A slow, grinding procession of history, theory, and abstraction.
But Eren listened.
He didn't slump. He didn't daydream. He leaned forward slightly, eyes tracking each symbol as it appeared and vanished, committing their shapes and logic to memory.
Power wasn't just about brute force.
Eren understood that instinctively.
Knowledge was leveraged. Structure. The difference between wielding power and being consumed by it.
Tony noticed.
As he scribbled notes furiously, he kept sneaking glances at Eren. He'd already assumed Eren was a Hunter candidate who tolerated scholar classes out of obligation. Most were.
But Eren wasn't bored.
He was focused.
That realization stirred something in Tony—a quiet spark of motivation. If someone like Eren took this seriously, then maybe this class wasn't just filler. Maybe it mattered more than people realized.
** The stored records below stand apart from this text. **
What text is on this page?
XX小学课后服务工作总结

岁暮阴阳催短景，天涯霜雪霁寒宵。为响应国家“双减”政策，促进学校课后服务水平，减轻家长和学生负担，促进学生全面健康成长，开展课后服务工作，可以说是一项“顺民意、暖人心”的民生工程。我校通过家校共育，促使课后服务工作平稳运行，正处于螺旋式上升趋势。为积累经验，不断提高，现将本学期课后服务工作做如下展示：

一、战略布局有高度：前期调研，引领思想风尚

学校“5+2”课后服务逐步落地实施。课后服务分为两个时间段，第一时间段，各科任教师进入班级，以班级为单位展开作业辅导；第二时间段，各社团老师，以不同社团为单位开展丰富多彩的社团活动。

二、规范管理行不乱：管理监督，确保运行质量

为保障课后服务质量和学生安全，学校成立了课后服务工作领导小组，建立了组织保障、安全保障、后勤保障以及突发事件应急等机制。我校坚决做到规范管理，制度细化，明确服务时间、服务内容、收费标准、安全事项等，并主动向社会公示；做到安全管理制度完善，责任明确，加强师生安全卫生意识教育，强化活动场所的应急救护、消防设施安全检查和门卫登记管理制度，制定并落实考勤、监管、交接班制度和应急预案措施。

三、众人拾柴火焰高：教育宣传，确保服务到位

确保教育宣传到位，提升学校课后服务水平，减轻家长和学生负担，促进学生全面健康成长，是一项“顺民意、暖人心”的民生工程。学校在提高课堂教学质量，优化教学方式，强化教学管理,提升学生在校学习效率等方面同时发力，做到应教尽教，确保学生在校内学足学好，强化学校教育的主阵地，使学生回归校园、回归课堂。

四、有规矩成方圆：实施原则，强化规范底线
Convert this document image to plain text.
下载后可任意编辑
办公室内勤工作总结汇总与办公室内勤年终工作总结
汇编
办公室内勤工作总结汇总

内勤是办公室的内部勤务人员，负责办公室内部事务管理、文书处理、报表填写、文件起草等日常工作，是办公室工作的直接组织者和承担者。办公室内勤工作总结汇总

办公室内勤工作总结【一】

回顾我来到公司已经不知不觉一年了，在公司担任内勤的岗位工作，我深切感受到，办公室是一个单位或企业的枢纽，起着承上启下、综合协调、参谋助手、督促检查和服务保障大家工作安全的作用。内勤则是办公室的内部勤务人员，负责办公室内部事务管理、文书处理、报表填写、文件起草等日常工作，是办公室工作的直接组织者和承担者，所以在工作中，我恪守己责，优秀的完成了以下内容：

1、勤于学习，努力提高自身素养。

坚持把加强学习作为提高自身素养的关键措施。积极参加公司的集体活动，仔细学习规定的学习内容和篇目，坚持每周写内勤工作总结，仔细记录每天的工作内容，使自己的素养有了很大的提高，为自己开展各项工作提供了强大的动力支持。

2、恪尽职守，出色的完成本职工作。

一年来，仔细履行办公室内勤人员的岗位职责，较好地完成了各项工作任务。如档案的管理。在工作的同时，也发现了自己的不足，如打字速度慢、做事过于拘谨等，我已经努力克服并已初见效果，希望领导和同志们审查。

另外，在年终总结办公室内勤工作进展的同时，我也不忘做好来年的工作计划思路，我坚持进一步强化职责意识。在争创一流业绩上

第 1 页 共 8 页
When the bell finally rang, its chime cutting cleanly through the lecture, several students sighed in relief.
Professor Wingram raised a hand, stopping them before they could rise.
"For your next class," he said, "you will study syntax—specifically, how the arrangement and sequencing of symbols alters magical outcome."
His gaze swept the room.
"Remember this: a single symbol defines authority. Syntax defines intent. Misplace one element, and magic does not simply fail—it reinterprets your will."
A few students stiffened.
"You are dismissed."
As the class began to file out, Eren rose slowly, already replaying the lecture in his mind.
Runes weren't just tools.
They were laws. And laws, Eren knew, could be bent—if you understood them well enough.